Other teams are just as aware of what Nick can do *if* he recovers fully. The question is, do the Nats hold on to the lotto ticket, or sell the lotto ticket if they get a really good offer? I think that if the Nats can get an offer consistent with what they would get for trading away a hypothetical healthy player with even just 70% of Nick's plus-OPS, they should take it.

Nick is not part of the first championship Nats team anyway.

Will said...

I'm with Steven here. I don't think NJ's value can get much lower than it is right now. He's played in 38 of 324 games in the last two years. He's still rehabbing from last year's injury and should be ready for Spring Training. As most A's fans have said at MLB Trade Rumors they don't value NJ too highly, and I expect that is the case with most others around the league. I think our best option would be to keep NJ until the deadline, while crossing our fingers that he stays healthy.
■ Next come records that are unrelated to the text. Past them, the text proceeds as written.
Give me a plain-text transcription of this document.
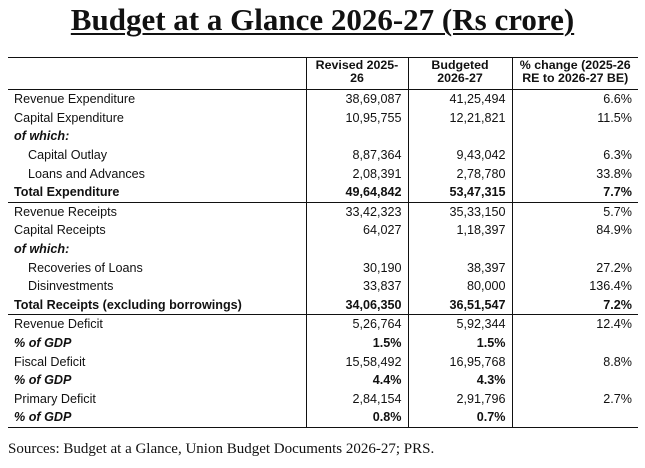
Budget at a Glance 2026-27 (Rs crore)
	Revised 2025-26	Budgeted 2026-27	% change (2025-26 RE to 2026-27 BE)
Revenue Expenditure	38,69,087	41,25,494	6.6%
Capital Expenditure	10,95,755	12,21,821	11.5%
of which:			
Capital Outlay	8,87,364	9,43,042	6.3%
Loans and Advances	2,08,391	2,78,780	33.8%
Total Expenditure	49,64,842	53,47,315	7.7%
Revenue Receipts	33,42,323	35,33,150	5.7%
Capital Receipts	64,027	1,18,397	84.9%
of which:			
Recoveries of Loans	30,190	38,397	27.2%
Disinvestments	33,837	80,000	136.4%
Total Receipts (excluding borrowings)	34,06,350	36,51,547	7.2%
Revenue Deficit	5,26,764	5,92,344	12.4%
% of GDP	1.5%	1.5%	
Fiscal Deficit	15,58,492	16,95,768	8.8%
% of GDP	4.4%	4.3%	
Primary Deficit	2,84,154	2,91,796	2.7%
% of GDP	0.8%	0.7%	
Sources: Budget at a Glance, Union Budget Documents 2026-27; PRS.
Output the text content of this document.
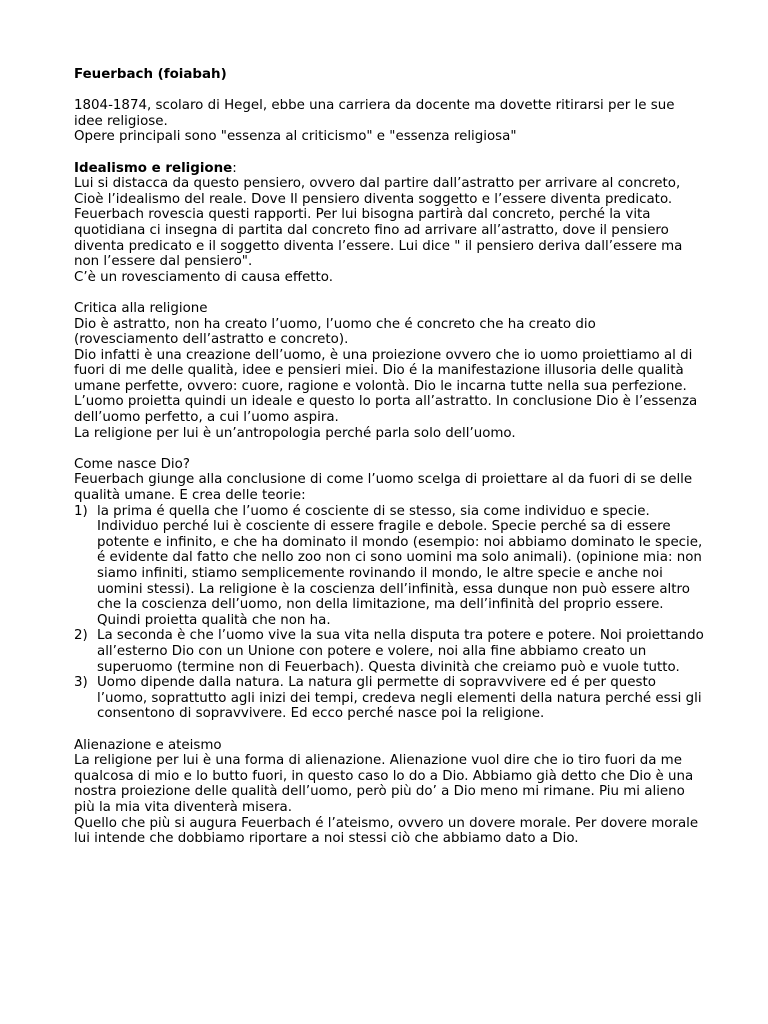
Feuerbach (foiabah)

1804-1874, scolaro di Hegel, ebbe una carriera da docente ma dovette ritirarsi per le sue idee religiose.

Opere principali sono "essenza al criticismo" e "essenza religiosa"

Idealismo e religione:

Lui si distacca da questo pensiero, ovvero dal partire dall’astratto per arrivare al concreto, Cioè l’idealismo del reale. Dove Il pensiero diventa soggetto e l’essere diventa predicato.

Feuerbach rovescia questi rapporti. Per lui bisogna partirà dal concreto, perché la vita quotidiana ci insegna di partita dal concreto fino ad arrivare all’astratto, dove il pensiero diventa predicato e il soggetto diventa l’essere. Lui dice " il pensiero deriva dall’essere ma non l’essere dal pensiero".

C’è un rovesciamento di causa effetto.

Critica alla religione

Dio è astratto, non ha creato l’uomo, l’uomo che é concreto che ha creato dio (rovesciamento dell’astratto e concreto).

Dio infatti è una creazione dell’uomo, è una proiezione ovvero che io uomo proiettiamo al di fuori di me delle qualità, idee e pensieri miei. Dio é la manifestazione illusoria delle qualità umane perfette, ovvero: cuore, ragione e volontà. Dio le incarna tutte nella sua perfezione.

L’uomo proietta quindi un ideale e questo lo porta all’astratto. In conclusione Dio è l’essenza dell’uomo perfetto, a cui l’uomo aspira.

La religione per lui è un’antropologia perché parla solo dell’uomo.

Come nasce Dio?

Feuerbach giunge alla conclusione di come l’uomo scelga di proiettare al da fuori di se delle qualità umane. E crea delle teorie:

1) la prima é quella che l’uomo é cosciente di se stesso, sia come individuo e specie. Individuo perché lui è cosciente di essere fragile e debole. Specie perché sa di essere potente e infinito, e che ha dominato il mondo (esempio: noi abbiamo dominato le specie, é evidente dal fatto che nello zoo non ci sono uomini ma solo animali). (opinione mia: non siamo infiniti, stiamo semplicemente rovinando il mondo, le altre specie e anche noi uomini stessi). La religione è la coscienza dell’infinità, essa dunque non può essere altro che la coscienza dell’uomo, non della limitazione, ma dell’infinità del proprio essere. Quindi proietta qualità che non ha.
2) La seconda è che l’uomo vive la sua vita nella disputa tra potere e potere. Noi proiettando all’esterno Dio con un Unione con potere e volere, noi alla fine abbiamo creato un superuomo (termine non di Feuerbach). Questa divinità che creiamo può e vuole tutto.
3) Uomo dipende dalla natura. La natura gli permette di sopravvivere ed é per questo l’uomo, soprattutto agli inizi dei tempi, credeva negli elementi della natura perché essi gli consentono di sopravvivere. Ed ecco perché nasce poi la religione.
Alienazione e ateismo

La religione per lui è una forma di alienazione. Alienazione vuol dire che io tiro fuori da me qualcosa di mio e lo butto fuori, in questo caso lo do a Dio. Abbiamo già detto che Dio è una nostra proiezione delle qualità dell’uomo, però più do’ a Dio meno mi rimane. Piu mi alieno più la mia vita diventerà misera.

Quello che più si augura Feuerbach é l’ateismo, ovvero un dovere morale. Per dovere morale lui intende che dobbiamo riportare a noi stessi ciò che abbiamo dato a Dio.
Right now, we're selling a $1 lottery ticket with a chance to be worth something. If NJ can put together a healthy couple months, we're selling a winning lotto ticket worth millions.

JayB said...

"we're selling a $1 lottery ticket with a chance to be worth something".........I think the lottery analogy is exactly right......odds are about the same....I would sell my $1 ticket to the A's and move one with my life rather than plan that the ticket will solve my problems when it pays off big.

Steve Shoup said...

Steven the problem with your arguement is that you are hoping that Nick can replicate a preformance he had two year and two injuries ago. That in and of itself is unlikely. He has had freak injuries the last two seasons, and also missed his 2000 season with an injury that doctors weren't even able to ever diagnose. I just feel it begins to be a pattern like a John Patterson, or Shawn Hill, some people's bodies just weren't meant to sustain those types of injuries. The other issue with your arguement is you suppose that Johnson's value is in being an offensive force for the next 2-3 years. The problem is he is only signed for one more season, so if he does produce this year we will have to resign him to a decent sized contract. If he was under contract then i'd probably agree with you b/c the Nats would be selling low on a guy with alot of skill when he is healthy. But as it stands now it might be best to just take what you can get for him and move the money you save to another area of the team. I just don't look forward to the idea of extending Johnson only to have him continully get injured. Keeping him till the deadline is another option but I feel if he is producing the pressure will be to extend him, i.e. Young, Belly, Guzman.